Doch von 1492 an begann ausgehend vom Westen ein überaus großer Expansionsprozess. Columbus brachte den Europäern Kenntnis von der Existenz anderer bewohnter Kontinente mit völlig anderen Kulturen – den Kulturen Amerikas, das er bis ans Ende seiner Tage für Indien hielt. Fernão de Magalhães trat den Beweis dafür an, dass die Erde tatsächlich rund ist und dass jeder beliebige Ort von jedem beliebigen anderen Ort aus erreicht werden kann. Die Hegemonialmächte des 16. Jahrhunderts, Spanien und Portugal, entwickelten zum ersten Mal ein Projekt von weltweiter Dimension. Sie dehnten ihren Einfluss nach Afrika, Asien und Amerika aus. Sie verwestlichten die Welt (Ianni 1966; Touraine 2006).
Dieser Prozess fand seine Fortsetzung im 19. Jahrhundert mit dem westlichen Kolonialismus, der mit Feuer und Schwert die gesamte bekannte Welt den kulturellen, religiösen und vor allem kommerziellen Interessen der Kolonialmächte unterwarf. Dies alles wurde unter extremer Gewaltausübung und Verbreitung von Terror unter den unterlegenen Völkern vorangetrieben. Gewehr und Kanone sprachen lauter als Vernunft und Religion. Der europäische Westen erwies sich als die Hyäne der Völker. Wir, die wir im äußersten Westen leben, sind schon in einer globalisierten Welt geboren und wissen aus eigener Erfahrung, was Globalisierung bedeutet, die als Globokolonialisierung empfunden und erlitten wird.
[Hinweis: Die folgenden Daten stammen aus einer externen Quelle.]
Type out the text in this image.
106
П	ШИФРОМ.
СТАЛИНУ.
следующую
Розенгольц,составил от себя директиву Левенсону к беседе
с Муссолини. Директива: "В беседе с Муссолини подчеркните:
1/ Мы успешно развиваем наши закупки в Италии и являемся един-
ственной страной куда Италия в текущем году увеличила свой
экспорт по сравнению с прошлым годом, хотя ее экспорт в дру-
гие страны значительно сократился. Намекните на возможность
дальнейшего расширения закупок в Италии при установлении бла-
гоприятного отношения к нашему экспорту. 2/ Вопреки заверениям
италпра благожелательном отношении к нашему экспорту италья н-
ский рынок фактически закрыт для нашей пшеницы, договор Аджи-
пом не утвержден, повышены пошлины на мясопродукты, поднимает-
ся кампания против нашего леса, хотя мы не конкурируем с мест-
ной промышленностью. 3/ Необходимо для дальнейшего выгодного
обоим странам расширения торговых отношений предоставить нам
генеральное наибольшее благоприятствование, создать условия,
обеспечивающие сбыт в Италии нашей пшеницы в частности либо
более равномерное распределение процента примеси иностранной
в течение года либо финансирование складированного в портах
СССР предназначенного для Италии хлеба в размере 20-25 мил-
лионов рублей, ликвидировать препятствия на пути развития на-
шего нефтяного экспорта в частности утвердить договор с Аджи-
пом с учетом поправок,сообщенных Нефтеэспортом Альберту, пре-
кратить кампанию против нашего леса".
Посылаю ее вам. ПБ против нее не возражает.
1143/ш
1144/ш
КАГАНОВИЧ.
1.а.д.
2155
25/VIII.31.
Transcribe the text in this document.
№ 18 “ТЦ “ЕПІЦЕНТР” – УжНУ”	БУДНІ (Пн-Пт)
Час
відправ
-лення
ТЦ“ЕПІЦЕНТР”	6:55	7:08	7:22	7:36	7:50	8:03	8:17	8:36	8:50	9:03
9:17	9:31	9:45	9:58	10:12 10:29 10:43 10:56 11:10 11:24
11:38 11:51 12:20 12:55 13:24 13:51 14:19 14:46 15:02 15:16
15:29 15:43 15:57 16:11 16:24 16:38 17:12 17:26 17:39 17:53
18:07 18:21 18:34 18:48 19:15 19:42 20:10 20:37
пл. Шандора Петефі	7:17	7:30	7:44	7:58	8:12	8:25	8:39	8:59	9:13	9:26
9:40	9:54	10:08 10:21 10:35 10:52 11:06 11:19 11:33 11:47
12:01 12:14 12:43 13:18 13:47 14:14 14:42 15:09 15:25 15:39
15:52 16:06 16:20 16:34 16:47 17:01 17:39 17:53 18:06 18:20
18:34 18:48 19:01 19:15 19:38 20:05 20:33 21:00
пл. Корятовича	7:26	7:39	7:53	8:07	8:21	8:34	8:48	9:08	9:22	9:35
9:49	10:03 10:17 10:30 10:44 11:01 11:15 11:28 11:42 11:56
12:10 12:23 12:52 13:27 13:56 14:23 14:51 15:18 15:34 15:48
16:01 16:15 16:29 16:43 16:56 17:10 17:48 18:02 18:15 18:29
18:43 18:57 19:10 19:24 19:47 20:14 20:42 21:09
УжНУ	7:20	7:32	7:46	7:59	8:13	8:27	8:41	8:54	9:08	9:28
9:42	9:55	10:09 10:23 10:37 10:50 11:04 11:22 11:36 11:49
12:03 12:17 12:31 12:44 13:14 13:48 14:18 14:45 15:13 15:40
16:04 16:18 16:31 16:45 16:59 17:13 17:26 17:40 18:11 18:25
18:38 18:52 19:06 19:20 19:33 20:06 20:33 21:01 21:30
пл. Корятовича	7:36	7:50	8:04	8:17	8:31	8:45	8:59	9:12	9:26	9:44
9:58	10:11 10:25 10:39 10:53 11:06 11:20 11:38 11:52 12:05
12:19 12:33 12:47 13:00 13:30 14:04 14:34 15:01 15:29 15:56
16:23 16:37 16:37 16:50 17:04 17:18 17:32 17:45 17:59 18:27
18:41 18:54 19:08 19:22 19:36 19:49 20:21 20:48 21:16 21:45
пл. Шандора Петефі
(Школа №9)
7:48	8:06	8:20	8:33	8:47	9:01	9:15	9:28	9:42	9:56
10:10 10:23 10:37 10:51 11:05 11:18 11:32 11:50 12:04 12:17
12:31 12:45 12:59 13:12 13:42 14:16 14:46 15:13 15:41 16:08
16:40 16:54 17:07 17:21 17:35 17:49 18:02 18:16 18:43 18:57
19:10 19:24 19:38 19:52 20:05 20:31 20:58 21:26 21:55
Die einzelnen Länder haben sich nicht als Nationen konstituiert, die in Gemeinschaften von Bürgern mit einem Sinn für Rechte und Pflichten ihre Grundlage haben; sie wurden vielmehr zu Unternehmen mit weltweitem Aktionsradius gemacht, deren einzige Funktion darin bestand, die natürlichen Reichtümer auszubeuten und sie in die europäischen Märkte zu exportieren. Auf diese Weise (so haben es einige Politikwissenschaftler wie Luiz Gonzaga de Souza Lima, Darcy Ribeiro und Evaldo Cabral de Mello aufgezeigt) entstand zusammen mit dem Nationalstaat der internationalisierte Wirtschaftsstaat als seine tatsächliche Wirtschaftskolonie. Brasilien weist bis heute Spuren dieser Struktur auf. Sie werden in einer geschwächten Souveränität, einem blutleeren staatsbürgerlichen Bewusstsein, einer Beherrschung der Politik durch eine international verflochtene Ökonomie und einer Unterwerfung unter die Interessen der wirtschaftlich und politisch dominierenden Industrienationen (der Länder des „Zentrums“) sichtbar.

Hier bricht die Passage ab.